El
próximo 23 de junio se realizarán las elecciones para un nuevo gobierno
universitario en la Universidad de Magallanes, 128 académicas y 118
académicos decidirán los destinos de nuestra universidad regional, en
ellas y ellos está igualitariamente distribuido el poder de elegir una
autoridad que lo ejerza de un modo democrático, participativo y
transformador. Es decir, una autoridad que junto con compartir el
diagnóstico de la inmensa mayoría de las y los electores en relación a
la necesidad de realizar los cambios profundos y de modo urgente que
permitan retomar de modo claro nuestro liderazgo regional en materia de
educación superior.

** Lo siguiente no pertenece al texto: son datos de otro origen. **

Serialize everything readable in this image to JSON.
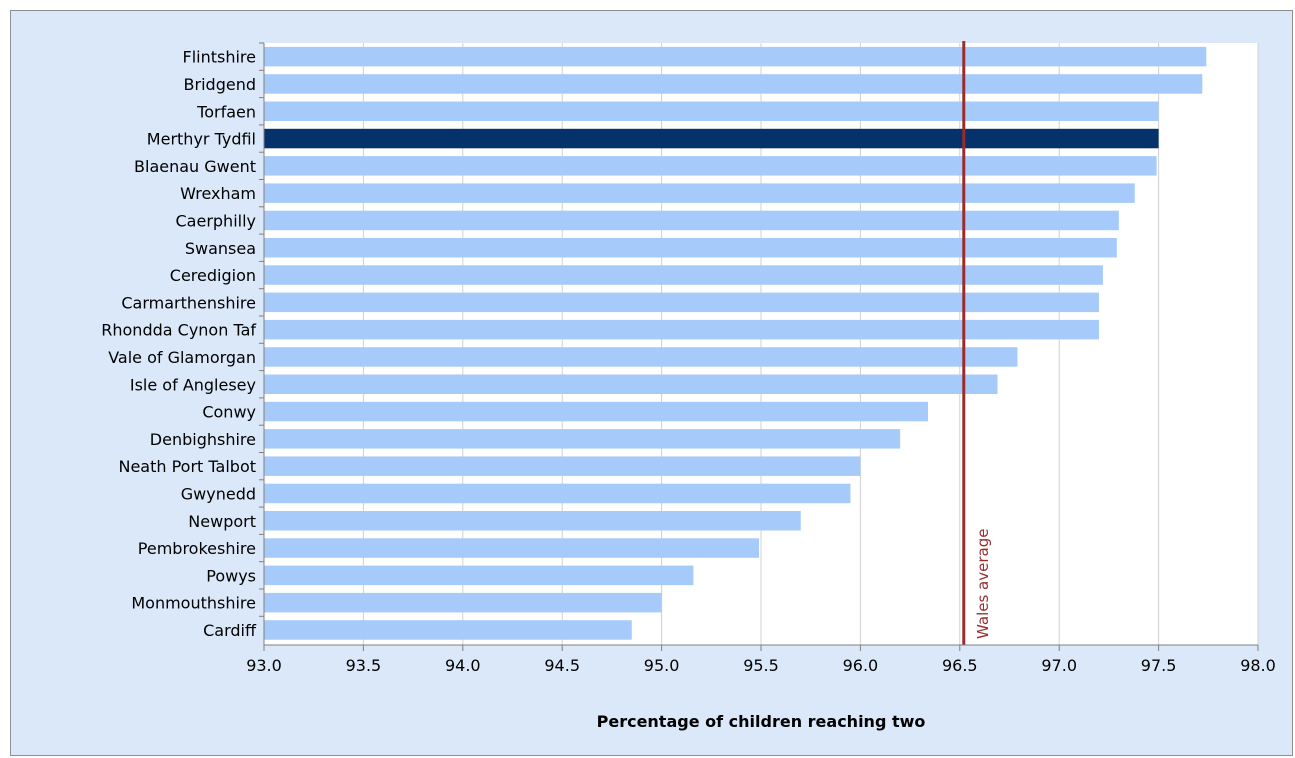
{
  "chart_data": {
    "type": "bar",
    "orientation": "horizontal",
    "title": "",
    "xlabel": "Percentage of children reaching two",
    "ylabel": "",
    "xlim": [
      93.0,
      98.0
    ],
    "x_ticks": [
      "93.0",
      "93.5",
      "94.0",
      "94.5",
      "95.0",
      "95.5",
      "96.0",
      "96.5",
      "97.0",
      "97.5",
      "98.0"
    ],
    "grid": "vertical",
    "legend": "none",
    "categories": [
      "Flintshire",
      "Bridgend",
      "Torfaen",
      "Merthyr Tydfil",
      "Blaenau Gwent",
      "Wrexham",
      "Caerphilly",
      "Swansea",
      "Ceredigion",
      "Carmarthenshire",
      "Rhondda Cynon Taf",
      "Vale of Glamorgan",
      "Isle of Anglesey",
      "Conwy",
      "Denbighshire",
      "Neath Port Talbot",
      "Gwynedd",
      "Newport",
      "Pembrokeshire",
      "Powys",
      "Monmouthshire",
      "Cardiff"
    ],
    "values": [
      97.74,
      97.72,
      97.5,
      97.5,
      97.49,
      97.38,
      97.3,
      97.29,
      97.22,
      97.2,
      97.2,
      96.79,
      96.69,
      96.34,
      96.2,
      96.0,
      95.95,
      95.7,
      95.49,
      95.16,
      95.0,
      94.85
    ],
    "highlight": "Merthyr Tydfil",
    "reference_line": {
      "label": "Wales average",
      "value": 96.52
    },
    "colors": {
      "bar": "#a6cbfb",
      "highlight": "#06326b",
      "reference": "#9b2c2c",
      "background": "#dbe8fa",
      "plot": "#ffffff",
      "grid": "#d0d0d0"
    }
  }
}
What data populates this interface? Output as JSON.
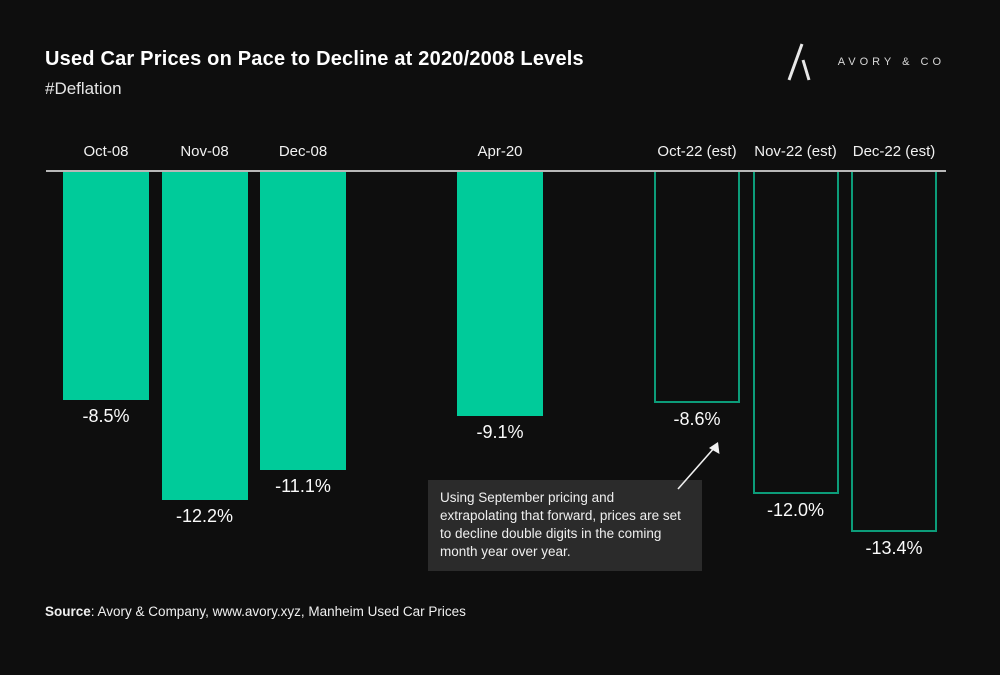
{
  "header": {
    "title": "Used Car Prices on Pace to Decline at 2020/2008 Levels",
    "subtitle": "#Deflation",
    "brand": {
      "name": "AVORY & CO",
      "logo_icon": "avory-mark-icon"
    }
  },
  "chart_data": {
    "type": "bar",
    "title": "Used Car Prices on Pace to Decline at 2020/2008 Levels",
    "orientation": "vertical-downward",
    "categories": [
      "Oct-08",
      "Nov-08",
      "Dec-08",
      "Apr-20",
      "Oct-22 (est)",
      "Nov-22 (est)",
      "Dec-22 (est)"
    ],
    "values": [
      -8.5,
      -12.2,
      -11.1,
      -9.1,
      -8.6,
      -12.0,
      -13.4
    ],
    "value_labels": [
      "-8.5%",
      "-12.2%",
      "-11.1%",
      "-9.1%",
      "-8.6%",
      "-12.0%",
      "-13.4%"
    ],
    "bar_styles": [
      "filled",
      "filled",
      "filled",
      "filled",
      "outlined",
      "outlined",
      "outlined"
    ],
    "time_slots": [
      0,
      1,
      2,
      4,
      6,
      7,
      8
    ],
    "ylim": [
      -14,
      0
    ],
    "grid": false,
    "legend": false,
    "colors": {
      "bar_fill": "#00cb9a",
      "bar_outline": "#0c9c79",
      "axis_line": "#b8b8b8",
      "background": "#0e0e0e",
      "text": "#f5f5f5",
      "callout_background": "#2b2b2b"
    }
  },
  "annotation": {
    "text": "Using September pricing and extrapolating that forward, prices are set to decline double digits in the coming month year over year.",
    "arrow_points_to": "-8.6%"
  },
  "footer": {
    "source_label": "Source",
    "source_text": ": Avory & Company, www.avory.xyz, Manheim Used Car Prices"
  }
}
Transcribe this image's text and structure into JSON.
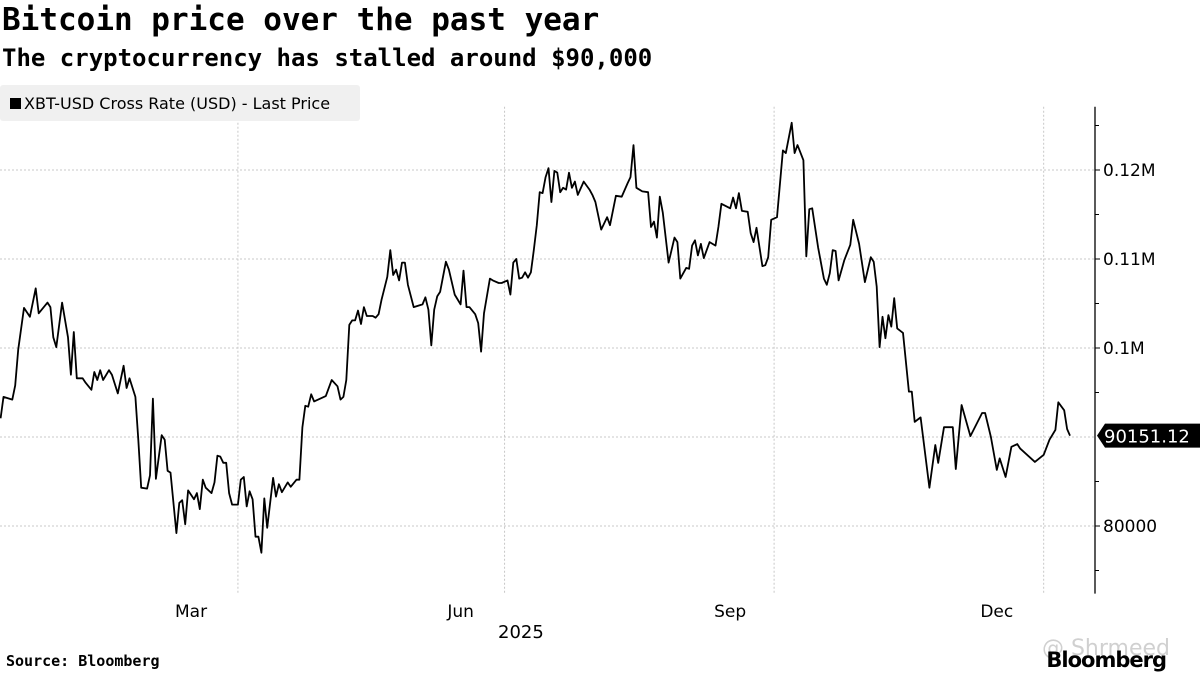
{
  "chart_data": {
    "type": "line",
    "title": "Bitcoin price over the past year",
    "subtitle": "The cryptocurrency has stalled around $90,000",
    "legend": {
      "label": "XBT-USD Cross Rate (USD) - Last Price",
      "placement": "top-left"
    },
    "x_unit": "days since 2025-01-01",
    "xlabel": "2025",
    "x_ticks": [
      {
        "day": 74,
        "label": "Mar"
      },
      {
        "day": 166,
        "label": "Jun"
      },
      {
        "day": 258,
        "label": "Sep"
      },
      {
        "day": 349,
        "label": "Dec"
      }
    ],
    "x_gridlines": [
      90,
      181,
      273,
      365
    ],
    "y_ticks": [
      {
        "value": 120000,
        "label": "0.12M"
      },
      {
        "value": 110000,
        "label": "0.11M"
      },
      {
        "value": 100000,
        "label": "0.1M"
      },
      {
        "value": 80000,
        "label": "80000"
      }
    ],
    "y_gridlines": [
      80000,
      90000,
      100000,
      110000,
      120000
    ],
    "y_minor_ticks": [
      75000,
      85000,
      95000,
      105000,
      115000,
      125000
    ],
    "ylim": [
      72400,
      127100
    ],
    "xlim": [
      8.8,
      382
    ],
    "grid": true,
    "last_value_label": "90151.12",
    "line_color": "#000000",
    "series": [
      {
        "name": "XBT-USD Cross Rate (USD) - Last Price",
        "points": [
          [
            9,
            92100
          ],
          [
            10,
            94500
          ],
          [
            13,
            94200
          ],
          [
            14,
            95800
          ],
          [
            15,
            99800
          ],
          [
            17,
            104500
          ],
          [
            19,
            103500
          ],
          [
            21,
            106700
          ],
          [
            22,
            103900
          ],
          [
            25,
            105100
          ],
          [
            26,
            104600
          ],
          [
            27,
            101200
          ],
          [
            28,
            100100
          ],
          [
            30,
            105100
          ],
          [
            32,
            101200
          ],
          [
            33,
            97000
          ],
          [
            34,
            101800
          ],
          [
            35,
            96600
          ],
          [
            37,
            96600
          ],
          [
            38,
            96100
          ],
          [
            40,
            95300
          ],
          [
            41,
            97300
          ],
          [
            42,
            96400
          ],
          [
            43,
            97500
          ],
          [
            44,
            96400
          ],
          [
            46,
            97500
          ],
          [
            47,
            97000
          ],
          [
            49,
            94900
          ],
          [
            51,
            98000
          ],
          [
            52,
            95500
          ],
          [
            53,
            96600
          ],
          [
            55,
            94500
          ],
          [
            56,
            89700
          ],
          [
            57,
            84300
          ],
          [
            59,
            84200
          ],
          [
            60,
            85700
          ],
          [
            61,
            94300
          ],
          [
            62,
            85300
          ],
          [
            64,
            90200
          ],
          [
            65,
            89700
          ],
          [
            66,
            86200
          ],
          [
            67,
            86000
          ],
          [
            69,
            79200
          ],
          [
            70,
            82600
          ],
          [
            71,
            82900
          ],
          [
            72,
            80200
          ],
          [
            73,
            84000
          ],
          [
            75,
            83000
          ],
          [
            76,
            83700
          ],
          [
            77,
            81900
          ],
          [
            78,
            85200
          ],
          [
            79,
            84300
          ],
          [
            81,
            83700
          ],
          [
            82,
            84900
          ],
          [
            83,
            87900
          ],
          [
            84,
            87800
          ],
          [
            85,
            87100
          ],
          [
            86,
            87100
          ],
          [
            87,
            83700
          ],
          [
            88,
            82400
          ],
          [
            90,
            82400
          ],
          [
            91,
            85200
          ],
          [
            92,
            85500
          ],
          [
            93,
            82200
          ],
          [
            94,
            83900
          ],
          [
            95,
            83000
          ],
          [
            96,
            78800
          ],
          [
            97,
            78800
          ],
          [
            98,
            77000
          ],
          [
            99,
            83100
          ],
          [
            100,
            79800
          ],
          [
            102,
            85400
          ],
          [
            103,
            83300
          ],
          [
            104,
            84700
          ],
          [
            105,
            83800
          ],
          [
            107,
            84900
          ],
          [
            108,
            84400
          ],
          [
            110,
            85200
          ],
          [
            111,
            85200
          ],
          [
            112,
            91100
          ],
          [
            113,
            93500
          ],
          [
            114,
            93400
          ],
          [
            115,
            94800
          ],
          [
            116,
            94000
          ],
          [
            120,
            94600
          ],
          [
            122,
            96400
          ],
          [
            124,
            95700
          ],
          [
            125,
            94200
          ],
          [
            126,
            94500
          ],
          [
            127,
            96400
          ],
          [
            128,
            102600
          ],
          [
            129,
            103100
          ],
          [
            130,
            103100
          ],
          [
            131,
            104200
          ],
          [
            132,
            102700
          ],
          [
            133,
            104600
          ],
          [
            134,
            103600
          ],
          [
            136,
            103600
          ],
          [
            137,
            103400
          ],
          [
            138,
            103800
          ],
          [
            139,
            105400
          ],
          [
            141,
            108000
          ],
          [
            142,
            111000
          ],
          [
            143,
            108200
          ],
          [
            144,
            108800
          ],
          [
            145,
            107600
          ],
          [
            146,
            109600
          ],
          [
            147,
            109600
          ],
          [
            148,
            107100
          ],
          [
            150,
            104600
          ],
          [
            153,
            104900
          ],
          [
            154,
            105700
          ],
          [
            155,
            104300
          ],
          [
            156,
            100300
          ],
          [
            157,
            104300
          ],
          [
            158,
            105800
          ],
          [
            159,
            106300
          ],
          [
            161,
            109700
          ],
          [
            162,
            108800
          ],
          [
            164,
            106000
          ],
          [
            166,
            104900
          ],
          [
            167,
            108700
          ],
          [
            168,
            104600
          ],
          [
            169,
            104600
          ],
          [
            171,
            103800
          ],
          [
            172,
            102800
          ],
          [
            173,
            99600
          ],
          [
            174,
            103900
          ],
          [
            176,
            107800
          ],
          [
            177,
            107600
          ],
          [
            179,
            107300
          ],
          [
            180,
            107300
          ],
          [
            182,
            107600
          ],
          [
            183,
            106000
          ],
          [
            184,
            109600
          ],
          [
            185,
            110000
          ],
          [
            186,
            107800
          ],
          [
            187,
            107900
          ],
          [
            188,
            108500
          ],
          [
            189,
            107900
          ],
          [
            190,
            108500
          ],
          [
            191,
            111000
          ],
          [
            192,
            113800
          ],
          [
            193,
            117500
          ],
          [
            194,
            117400
          ],
          [
            195,
            119200
          ],
          [
            196,
            120200
          ],
          [
            197,
            116400
          ],
          [
            198,
            119900
          ],
          [
            199,
            119700
          ],
          [
            200,
            117500
          ],
          [
            201,
            118000
          ],
          [
            202,
            117800
          ],
          [
            203,
            119700
          ],
          [
            204,
            118000
          ],
          [
            205,
            118700
          ],
          [
            206,
            117200
          ],
          [
            208,
            118700
          ],
          [
            210,
            117800
          ],
          [
            211,
            117200
          ],
          [
            212,
            116400
          ],
          [
            214,
            113300
          ],
          [
            216,
            114700
          ],
          [
            217,
            113800
          ],
          [
            219,
            117100
          ],
          [
            221,
            117000
          ],
          [
            223,
            118500
          ],
          [
            224,
            119200
          ],
          [
            225,
            122800
          ],
          [
            226,
            118000
          ],
          [
            228,
            117600
          ],
          [
            230,
            117500
          ],
          [
            231,
            113600
          ],
          [
            232,
            114200
          ],
          [
            233,
            112400
          ],
          [
            234,
            117000
          ],
          [
            235,
            115200
          ],
          [
            237,
            109600
          ],
          [
            239,
            112400
          ],
          [
            240,
            111900
          ],
          [
            241,
            107800
          ],
          [
            243,
            109000
          ],
          [
            244,
            108900
          ],
          [
            245,
            111500
          ],
          [
            246,
            112100
          ],
          [
            247,
            110400
          ],
          [
            248,
            111700
          ],
          [
            249,
            110100
          ],
          [
            251,
            111900
          ],
          [
            253,
            111500
          ],
          [
            254,
            113600
          ],
          [
            255,
            116200
          ],
          [
            258,
            115700
          ],
          [
            259,
            116900
          ],
          [
            260,
            115700
          ],
          [
            261,
            117400
          ],
          [
            262,
            115400
          ],
          [
            264,
            115300
          ],
          [
            265,
            112900
          ],
          [
            266,
            111900
          ],
          [
            267,
            113500
          ],
          [
            269,
            109200
          ],
          [
            270,
            109300
          ],
          [
            271,
            110200
          ],
          [
            272,
            114400
          ],
          [
            274,
            114700
          ],
          [
            276,
            122200
          ],
          [
            277,
            121900
          ],
          [
            279,
            125300
          ],
          [
            280,
            121900
          ],
          [
            281,
            122800
          ],
          [
            283,
            121100
          ],
          [
            284,
            110300
          ],
          [
            285,
            115600
          ],
          [
            286,
            115700
          ],
          [
            288,
            111300
          ],
          [
            290,
            107800
          ],
          [
            291,
            107100
          ],
          [
            292,
            108400
          ],
          [
            293,
            111000
          ],
          [
            294,
            110900
          ],
          [
            295,
            107600
          ],
          [
            297,
            109900
          ],
          [
            299,
            111600
          ],
          [
            300,
            114400
          ],
          [
            302,
            111700
          ],
          [
            304,
            107400
          ],
          [
            306,
            110200
          ],
          [
            307,
            109700
          ],
          [
            308,
            106900
          ],
          [
            309,
            100100
          ],
          [
            310,
            103500
          ],
          [
            311,
            101100
          ],
          [
            312,
            103700
          ],
          [
            313,
            102400
          ],
          [
            314,
            105600
          ],
          [
            315,
            102200
          ],
          [
            317,
            101700
          ],
          [
            319,
            95100
          ],
          [
            320,
            95100
          ],
          [
            321,
            91700
          ],
          [
            323,
            92200
          ],
          [
            326,
            84300
          ],
          [
            328,
            89100
          ],
          [
            329,
            87100
          ],
          [
            331,
            91100
          ],
          [
            334,
            91100
          ],
          [
            335,
            86400
          ],
          [
            337,
            93600
          ],
          [
            340,
            90100
          ],
          [
            344,
            92700
          ],
          [
            345,
            92700
          ],
          [
            347,
            90000
          ],
          [
            349,
            86300
          ],
          [
            350,
            87600
          ],
          [
            352,
            85500
          ],
          [
            354,
            88900
          ],
          [
            356,
            89200
          ],
          [
            357,
            88700
          ],
          [
            362,
            87200
          ],
          [
            365,
            88000
          ],
          [
            367,
            89700
          ],
          [
            369,
            90800
          ],
          [
            370,
            93900
          ],
          [
            372,
            93000
          ],
          [
            373,
            90900
          ],
          [
            374,
            90151.12
          ]
        ]
      }
    ],
    "source": "Source: Bloomberg",
    "logo": "Bloomberg",
    "watermark": "@ Shrmeed"
  }
}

Y de este modo, para que las ingenierías vuelvan a
florecer en la UMAG, al igual que los invernaderos del Centro Hortícola
del Instituto de la Patagonia, para que las Humanidades recuperen el
sitial que tienen en cualquier universidad del mundo, para que las
Ciencias de la Salud fortalezcan su visión humanista, y las matemáticas,
las ciencias básicas, la acuicultura, las ciencias antárticas y la
biología vuelvan a encantar a las juventudes magallánicas: como lo
hicieron en su época los primeros cursos universitarios de Electricidad y
Mecánica que impartió la Universidad Técnica del Estado (UTE) a partir
del 2 de Mayo del año 1961. Todo lo demás ya es historia. Sin embargo,
corresponde a nosotros decidir cómo, en qué términos y con qué
autoridades continuaremos esta historia, es decir, nuestra historia
institucional de casi 61 años. Y en eso consiste el Poder en su estado
más puro, en la capacidad de definir individual y colectivamente nuestro
destino. Y la democracia, las votaciones y elecciones son una instancia
para ejercer activa y soberanamente ese Poder. Al respecto, el PNUD
(2004) en su informe de desarrollo humano: El poder, ¿para qué y para
quién? Y que en su momento analizó el Poder en Chile, entendiéndolo como
la capacidad de acción de las personas para apropiarse de las
oportunidades existentes, definir las finalidades o sentidos
compartidos, distribuir los recursos, determinar normas y ejercer
autoridad. El informe corroboró lo que ya todos sabíamos: que en Chile
el Poder está muy concentrado y llamó a promover su desconcentración.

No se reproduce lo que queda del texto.